Projectile(飛翔体)
もともとprojectという言葉は、「前に」「投げる」という合成語です。未来に自分に丸投げするから「計画」……いやいや、未来のためにいろいろ今から仕込んでおくから「計画」なのでしょうね。映像を前に投げる器具がプロジェクターなのは、もともとの意味を考えるとわかります。
さて、projectileというのはこのように「放たれたもの」をもともと指しました。だから矢とか石とか、まあたいていは害意をもって放たれるもの一般を指したのです。

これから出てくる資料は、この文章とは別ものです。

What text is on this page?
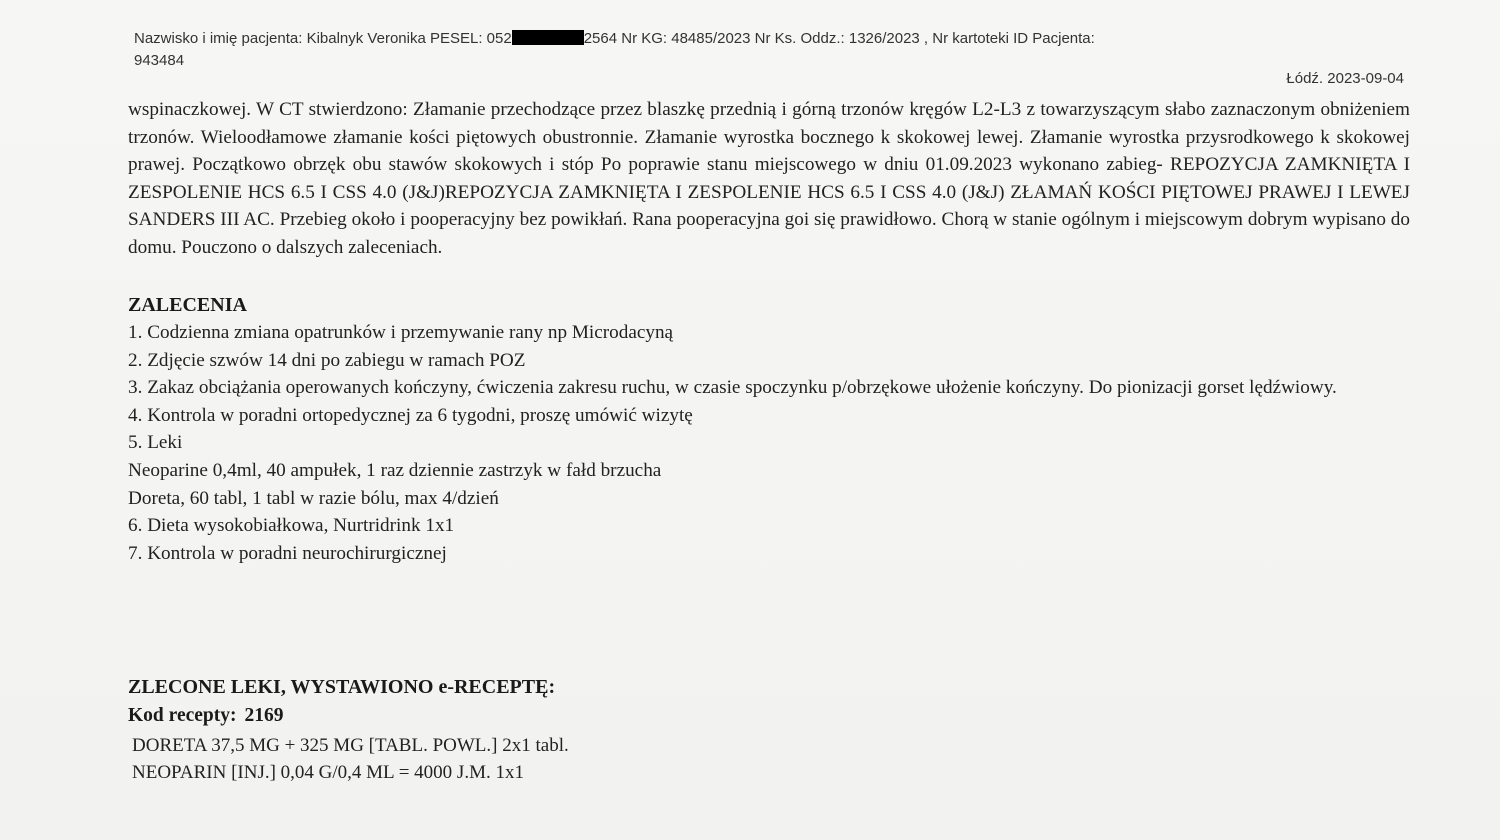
Nazwisko i imię pacjenta: Kibalnyk Veronika PESEL: 052	2564 Nr KG: 48485/2023 Nr Ks. Oddz.: 1326/2023 , Nr kartoteki ID Pacjenta:
943484
Łódź. 2023-09-04
wspinaczkowej. W CT stwierdzono: Złamanie przechodzące przez blaszkę przednią i górną trzonów kręgów L2-L3 z towarzyszącym słabo zaznaczonym obniżeniem trzonów. Wieloodłamowe złamanie kości piętowych obustronnie. Złamanie wyrostka bocznego k skokowej lewej. Złamanie wyrostka przysrodkowego k skokowej prawej. Początkowo obrzęk obu stawów skokowych i stóp Po poprawie stanu miejscowego w dniu 01.09.2023 wykonano zabieg- REPOZYCJA ZAMKNIĘTA I ZESPOLENIE HCS 6.5 I CSS 4.0 (J&J)REPOZYCJA ZAMKNIĘTA I ZESPOLENIE HCS 6.5 I CSS 4.0 (J&J) ZŁAMAŃ KOŚCI PIĘTOWEJ PRAWEJ I LEWEJ SANDERS III AC. Przebieg około i pooperacyjny bez powikłań. Rana pooperacyjna goi się prawidłowo. Chorą w stanie ogólnym i miejscowym dobrym wypisano do domu. Pouczono o dalszych zaleceniach.
ZALECENIA
1. Codzienna zmiana opatrunków i przemywanie rany np Microdacyną
2. Zdjęcie szwów 14 dni po zabiegu w ramach POZ
3. Zakaz obciążania operowanych kończyny, ćwiczenia zakresu ruchu, w czasie spoczynku p/obrzękowe ułożenie kończyny. Do pionizacji gorset lędźwiowy.
4. Kontrola w poradni ortopedycznej za 6 tygodni, proszę umówić wizytę
5. Leki
Neoparine 0,4ml, 40 ampułek, 1 raz dziennie zastrzyk w fałd brzucha
Doreta, 60 tabl, 1 tabl w razie bólu, max 4/dzień
6. Dieta wysokobiałkowa, Nurtridrink 1x1
7. Kontrola w poradni neurochirurgicznej
ZLECONE LEKI, WYSTAWIONO e-RECEPTĘ:
Kod recepty: 2169
DORETA 37,5 MG + 325 MG [TABL. POWL.] 2x1 tabl.
NEOPARIN [INJ.] 0,04 G/0,4 ML = 4000 J.M. 1x1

現代でも「ミッション」が「派遣団」を意味することがあります。ラテン語のmissioには「送る」「放つ」といった意味があり、人を送る・放つにあたっての「任務」でもあるわけです。この言葉からも同様に、「放たれるもの、放つことができるもの」という意味でmissileという言葉ができました。
こんな言葉ができたころには、まだ推進する仕組みを弾のほうに持った(self-propelled)兵器はなかったはずです。しかし登場してくると、推進剤を噴き出して自分で飛ぶロケット、さらに現代のミサイルについても、これらの言葉は使われるようになりました。誰が決めたというものでもありません。例えばlaunchという言葉は自分で飛ぶものを「発射する」ことにもっぱら使われる言葉です。拳銃のことを「ランチャー」にはふつう含めませんね。しかしグレネードランチャー(擲弾発射器)は、空砲を撃つことで小銃の先の弾体を飛ばすものも昔はよくあったので、やっぱり厳密な区別はしきれません。

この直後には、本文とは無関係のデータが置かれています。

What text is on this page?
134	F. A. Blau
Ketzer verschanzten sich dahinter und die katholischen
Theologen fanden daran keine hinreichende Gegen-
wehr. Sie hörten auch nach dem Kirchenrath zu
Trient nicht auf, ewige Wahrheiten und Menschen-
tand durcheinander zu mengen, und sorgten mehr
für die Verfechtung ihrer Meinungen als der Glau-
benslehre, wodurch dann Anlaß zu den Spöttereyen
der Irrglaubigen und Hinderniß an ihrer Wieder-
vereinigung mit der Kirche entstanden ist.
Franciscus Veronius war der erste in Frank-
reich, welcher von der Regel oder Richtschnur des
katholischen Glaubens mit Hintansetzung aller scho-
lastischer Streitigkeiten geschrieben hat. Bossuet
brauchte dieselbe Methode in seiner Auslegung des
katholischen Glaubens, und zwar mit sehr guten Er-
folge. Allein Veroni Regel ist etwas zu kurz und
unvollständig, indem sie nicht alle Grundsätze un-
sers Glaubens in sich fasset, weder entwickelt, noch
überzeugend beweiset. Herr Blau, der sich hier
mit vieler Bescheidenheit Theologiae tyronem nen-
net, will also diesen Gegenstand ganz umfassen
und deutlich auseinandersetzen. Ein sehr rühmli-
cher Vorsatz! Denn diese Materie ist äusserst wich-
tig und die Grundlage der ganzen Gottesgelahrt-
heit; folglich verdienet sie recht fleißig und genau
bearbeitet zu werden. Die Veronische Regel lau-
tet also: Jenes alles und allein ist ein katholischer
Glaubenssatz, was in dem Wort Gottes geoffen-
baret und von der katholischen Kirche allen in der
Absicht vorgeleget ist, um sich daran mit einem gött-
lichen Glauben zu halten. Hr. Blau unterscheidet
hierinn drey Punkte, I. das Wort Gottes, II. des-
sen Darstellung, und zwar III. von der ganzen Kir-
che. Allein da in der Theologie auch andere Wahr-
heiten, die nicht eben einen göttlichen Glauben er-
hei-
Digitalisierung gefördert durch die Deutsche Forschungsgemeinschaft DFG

最近、規模や性格がわからないものが遠くに飛ばされると、それをprojectileと呼ぶ海外報道がよくあります。これはたいてい「飛翔体」と訳されています。弾頭規模や目標の種類を限定しない表現ではありますが、むしろこの言葉に武器ではないロケットが加わってきたのはごくごく最近のことなわけで、projectileが「武器であることを隠した表現」とまでは言えないと思います。
ところが「飛翔体」というのは目新しい日本語であり、誰が定義した言葉でもありません。だから自分の解釈で使う人が出てきます。例えば飛行機やヘリコプターも飛んでるんだから飛翔体じゃないかと。誰かが「自分はこう使う」と定義を述べて、継続的にその意味で使っている言葉でない限り、他人の使う言葉が自分のイメージに合っていない可能性は常にあります。「訳が正しくない」という議論によくある落とし穴は、「訳語をどう選んでも、自分のイメージに合わないという人は常にいるし、これからも出てくる」ということです。根本的にはそれは、「同じ言葉を使って、伝えたいこと・関心のあることが、人によって同じではない」ことから不満がなくならないのです。

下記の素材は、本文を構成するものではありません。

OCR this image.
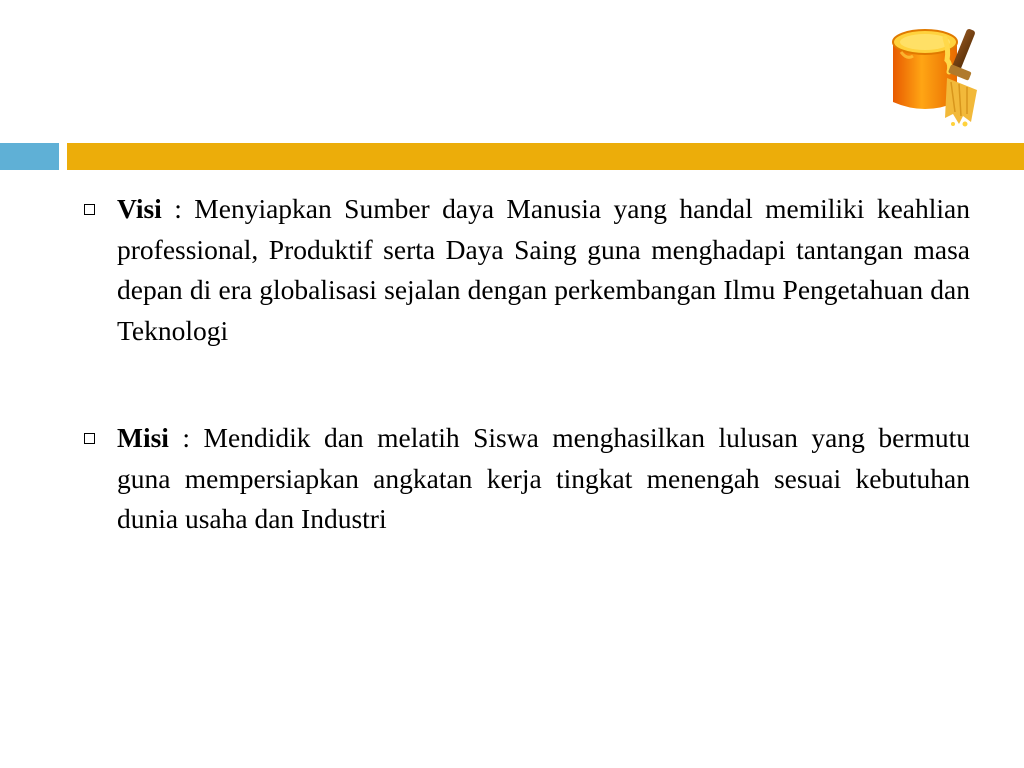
Visi : Menyiapkan Sumber daya Manusia yang handal memiliki keahlian professional, Produktif serta Daya Saing guna menghadapi tantangan masa depan di era globalisasi sejalan dengan perkembangan Ilmu Pengetahuan dan Teknologi
Misi : Mendidik dan melatih Siswa menghasilkan lulusan yang bermutu guna mempersiapkan angkatan kerja tingkat menengah sesuai kebutuhan dunia usaha dan Industri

海外発祥のことを日本人が理解しようとすると、その国の(ある時代の)制度、事情を一緒に理解する羽目になります。ひとつの言葉に訳語をあてる過程で、実は想定読者層の多くに説明しないとわからないことが何行分も噴き出してしまうことがよくあります。そんなとき、人は「訳が悪い」と言いがちです。結局、分かろうと思ったら必要な手間と予算をかけて調べるしかないのです。もっと悪いのは、たまたま自分が手にした本と訳語が一致しないとき、その意味を自分で判断できるほど調べないで、言葉だけ人に押し付けてしまうことです。
書籍1冊あたりの印刷コストは、同人印刷の価格表を見るとある程度見当がつくご時世になってきました。印刷部数を多くすることはコストダウンのために決定的に重要ですが、1冊あたりのページ数も比例するほどではないとしても、コストに響いてきます。訳者が長い注や解説を書くことが許されている訳書もありますが、それは当然高い書籍になります。読者はそういう本に高い価格を払ってもよいし、他の方法でヒマと金をつぎ込んで勉強して、訳者の悩みどころを察することができるくらいになってもよいのです。